The World Bank estimates that water wastage costs utilities $14 billion a year worldwide; in developing countries, 200 million more people could be served by the water lost to leaks and theft. Arad CEO Dan Winter says this is largely a consequence of how the business works in places where water is cheap or untaxed: “You train people to abuse water because they pay very little.”
This broken system created an opportunity for Arad, which has deep green roots. Its parent company, the Arad Group, began making water meters in 1941, after prescient members of Kibbutz Dalia saw how the devices could help save water. Winter says his tech-centric unit seeks “to bring an added value” to both the core business and customers. Its technology can find irregularities — a pipe failure, an unusually low flow rate, or a too-constant one that could indicate a leak — in a few hours, rather than every 60 days as with a typical meter reading.
Arad’s system is built around what looks like a standard meter. The difference is on the inside, where you’ll find 3G wireless technology, a microcontroller, and 20-year batteries. Every 11 to 30 seconds, the system transmits data, which can be picked up by a drone (best for quickly covering big distances in remote areas) or by a drive-by or fixed-base reader.

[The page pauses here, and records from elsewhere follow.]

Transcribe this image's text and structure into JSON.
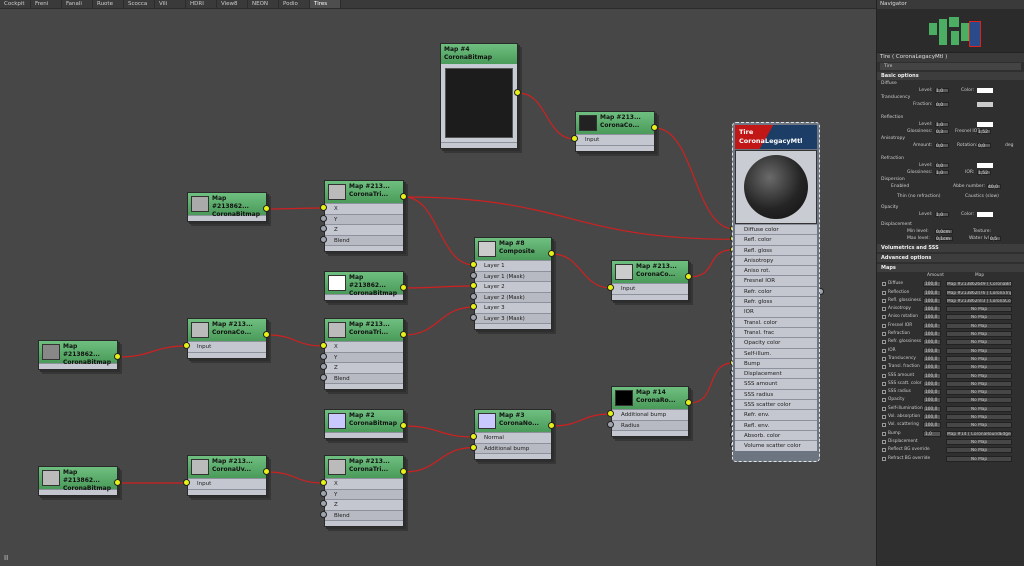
{
  "tabs": [
    "Cockpit",
    "Freni",
    "Fanali",
    "Ruote",
    "Scocca",
    "Vili",
    "HDRI",
    "View8",
    "NEON",
    "Podio",
    "Tires"
  ],
  "active_tab": "Tires",
  "nodes": {
    "map4": {
      "title": "Map #4",
      "type": "CoronaBitmap"
    },
    "cc_top": {
      "title": "Map #213...",
      "type": "CoronaCo...",
      "rows": [
        "Input"
      ]
    },
    "bmp_a": {
      "title": "Map #213862...",
      "type": "CoronaBitmap"
    },
    "tri_a": {
      "title": "Map #213...",
      "type": "CoronaTri...",
      "rows": [
        "X",
        "Y",
        "Z",
        "Blend"
      ]
    },
    "bmp_b": {
      "title": "Map #213862...",
      "type": "CoronaBitmap"
    },
    "composite": {
      "title": "Map #8",
      "type": "Composite",
      "rows": [
        "Layer 1",
        "Layer 1 (Mask)",
        "Layer 2",
        "Layer 2 (Mask)",
        "Layer 3",
        "Layer 3 (Mask)"
      ]
    },
    "cc_mid": {
      "title": "Map #213...",
      "type": "CoronaCo...",
      "rows": [
        "Input"
      ]
    },
    "bmp_c": {
      "title": "Map #213862...",
      "type": "CoronaBitmap"
    },
    "cc_left": {
      "title": "Map #213...",
      "type": "CoronaCo...",
      "rows": [
        "Input"
      ]
    },
    "tri_b": {
      "title": "Map #213...",
      "type": "CoronaTri...",
      "rows": [
        "X",
        "Y",
        "Z",
        "Blend"
      ]
    },
    "map2": {
      "title": "Map #2",
      "type": "CoronaBitmap"
    },
    "map3": {
      "title": "Map #3",
      "type": "CoronaNo...",
      "rows": [
        "Normal",
        "Additional bump"
      ]
    },
    "map14": {
      "title": "Map #14",
      "type": "CoronaRo...",
      "rows": [
        "Additional bump",
        "Radius"
      ]
    },
    "bmp_d": {
      "title": "Map #213862...",
      "type": "CoronaBitmap"
    },
    "uv": {
      "title": "Map #213...",
      "type": "CoronaUv...",
      "rows": [
        "Input"
      ]
    },
    "tri_c": {
      "title": "Map #213...",
      "type": "CoronaTri...",
      "rows": [
        "X",
        "Y",
        "Z",
        "Blend"
      ]
    }
  },
  "material": {
    "title": "Tire",
    "type": "CoronaLegacyMtl",
    "slots": [
      "Diffuse color",
      "Refl. color",
      "Refl. gloss",
      "Anisotropy",
      "Aniso rot.",
      "Fresnel IOR",
      "Refr. color",
      "Refr. gloss",
      "IOR",
      "Transl. color",
      "Transl. frac",
      "Opacity color",
      "Self-illum.",
      "Bump",
      "Displacement",
      "SSS amount",
      "SSS radius",
      "SSS scatter color",
      "Refr. env.",
      "Refl. env.",
      "Absorb. color",
      "Volume scatter color"
    ]
  },
  "panel": {
    "navigator": "Navigator",
    "mat_title": "Tire ( CoronaLegacyMtl )",
    "mat_name": "Tire",
    "basic": "Basic options",
    "diffuse": "Diffuse",
    "level": "Level:",
    "color": "Color:",
    "translucency": "Translucency",
    "fraction": "Fraction:",
    "reflection": "Reflection",
    "glossiness": "Glossiness:",
    "fresnel": "Fresnel IOR:",
    "anisotropy": "Anisotropy",
    "amount": "Amount:",
    "rotation": "Rotation:",
    "deg": "deg",
    "refraction": "Refraction",
    "ior": "IOR:",
    "dispersion": "Dispersion",
    "enabled": "Enabled",
    "abbe": "Abbe number:",
    "thin": "Thin (no refraction)",
    "caustics": "Caustics (slow)",
    "opacity": "Opacity",
    "displacement": "Displacement",
    "min_level": "Min level:",
    "max_level": "Max level:",
    "texture": "Texture:",
    "water": "Water lvl:",
    "vals": {
      "diff_level": "1,0",
      "fraction": "0,0",
      "refl_level": "1,0",
      "gloss": "0,3",
      "fresnel": "1,52",
      "aniso_amt": "0,0",
      "rot": "0,0",
      "refr_level": "0,0",
      "refr_gloss": "1,0",
      "ior": "1,52",
      "abbe": "40,0",
      "op_level": "1,0",
      "min": "0,0cm",
      "max": "0,1cm",
      "water": "0,5"
    },
    "vol": "Volumetrics and SSS",
    "adv": "Advanced options",
    "maps": "Maps",
    "maps_hdr": {
      "amount": "Amount",
      "map": "Map"
    },
    "map_rows": [
      {
        "name": "Diffuse",
        "amt": "100,0",
        "map": "Map #213862649 ( CoronaBit"
      },
      {
        "name": "Reflection",
        "amt": "100,0",
        "map": "Map #213862ll76 ( CoronaTrip"
      },
      {
        "name": "Refl. glossiness",
        "amt": "100,0",
        "map": "Map #213862nll3 ( CoronaCol"
      },
      {
        "name": "Anisotropy",
        "amt": "100,0",
        "map": "No Map"
      },
      {
        "name": "Aniso rotation",
        "amt": "100,0",
        "map": "No Map"
      },
      {
        "name": "Fresnel IOR",
        "amt": "100,0",
        "map": "No Map"
      },
      {
        "name": "Refraction",
        "amt": "100,0",
        "map": "No Map"
      },
      {
        "name": "Refr. glossiness",
        "amt": "100,0",
        "map": "No Map"
      },
      {
        "name": "IOR",
        "amt": "100,0",
        "map": "No Map"
      },
      {
        "name": "Translucency",
        "amt": "100,0",
        "map": "No Map"
      },
      {
        "name": "Transl. fraction",
        "amt": "100,0",
        "map": "No Map"
      },
      {
        "name": "SSS amount",
        "amt": "100,0",
        "map": "No Map"
      },
      {
        "name": "SSS scatt. color",
        "amt": "100,0",
        "map": "No Map"
      },
      {
        "name": "SSS radius",
        "amt": "100,0",
        "map": "No Map"
      },
      {
        "name": "Opacity",
        "amt": "100,0",
        "map": "No Map"
      },
      {
        "name": "Self-illumination",
        "amt": "100,0",
        "map": "No Map"
      },
      {
        "name": "Vol. absorption",
        "amt": "100,0",
        "map": "No Map"
      },
      {
        "name": "Vol. scattering",
        "amt": "100,0",
        "map": "No Map"
      },
      {
        "name": "Bump",
        "amt": "1,0",
        "map": "Map #14 ( CoronaRoundEdges )"
      },
      {
        "name": "Displacement",
        "amt": "",
        "map": "No Map"
      },
      {
        "name": "Reflect BG override",
        "amt": "",
        "map": "No Map"
      },
      {
        "name": "Refract BG override",
        "amt": "",
        "map": "No Map"
      }
    ]
  },
  "pause": "II"
}
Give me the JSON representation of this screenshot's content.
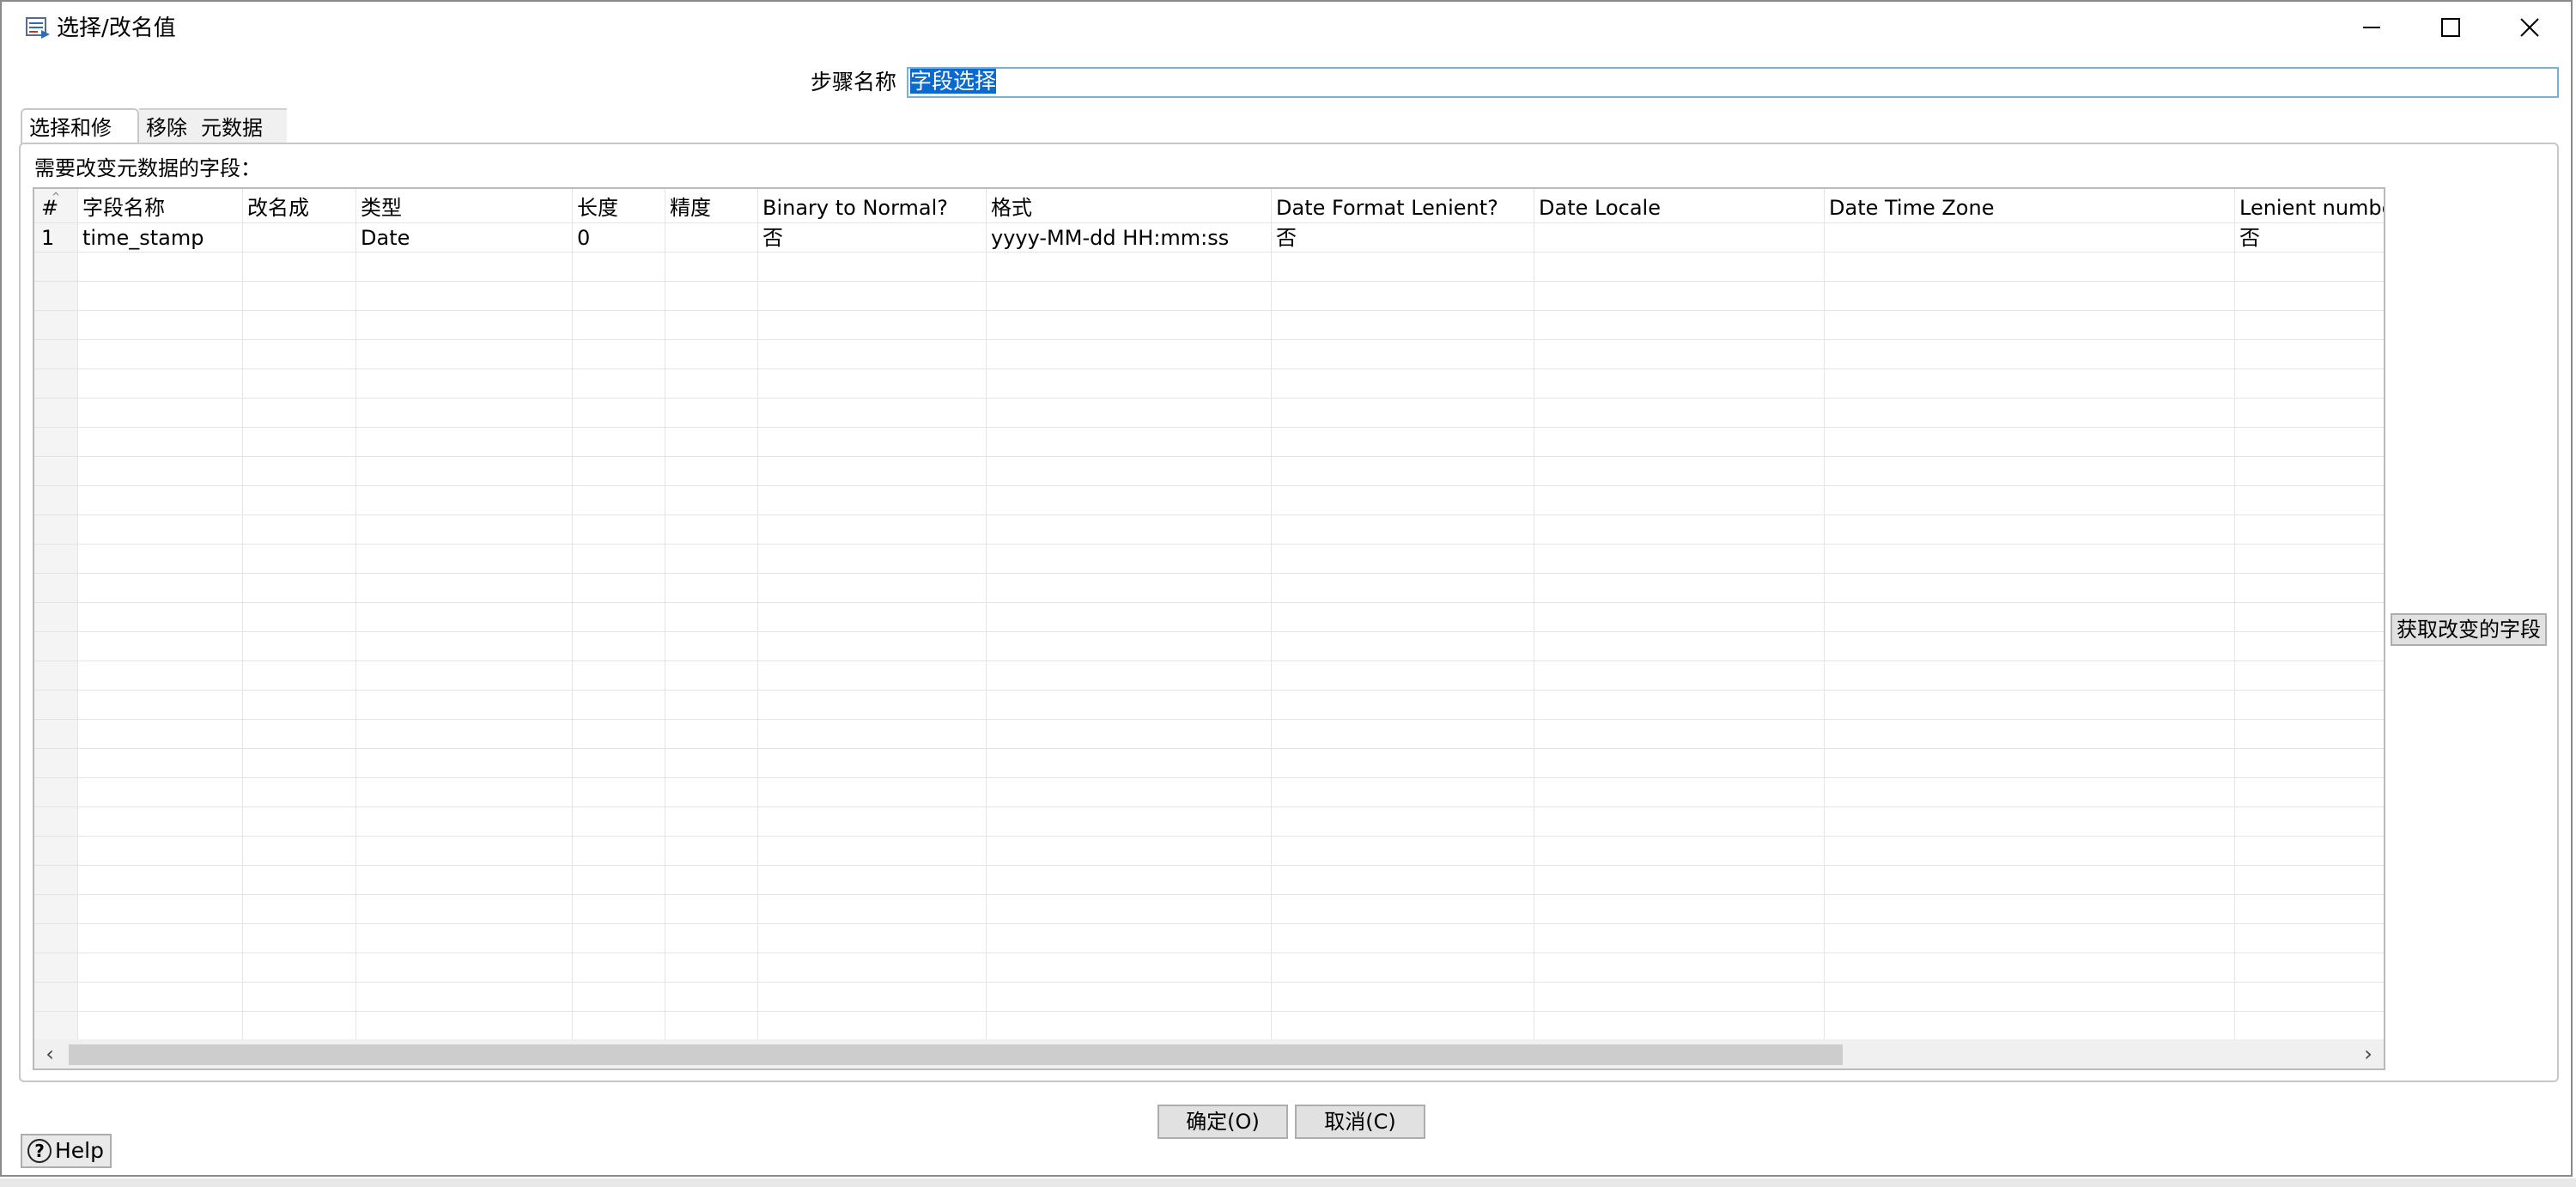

The data are then analyzed by computer to gauge how much water has been consumed, how much was lost, and even where tampering may have taken place. As a result, companies can save both water and man hours.
Arad has realized that water loss is a significant issue beyond arid nations like Israel; it plagues even water-abundant countries. So it has focused on the biggest ones. Its largest cluster of clients is in the United States, and its next four biggest markets are now Brazil, China, India, and Russia — a quartet of emerging powers that suggests the size of both the problem and Arad’s ambition.
The possibilities for Arad’s services go far beyond water. Winter sees potential for monitoring everything from municipal infrastructure, such as traffic lights, to security-camera networks — basically any complex system prone to localized failures and waste. And if Arad has its way, drones could soon be associated with saving, not destroying; life, not death.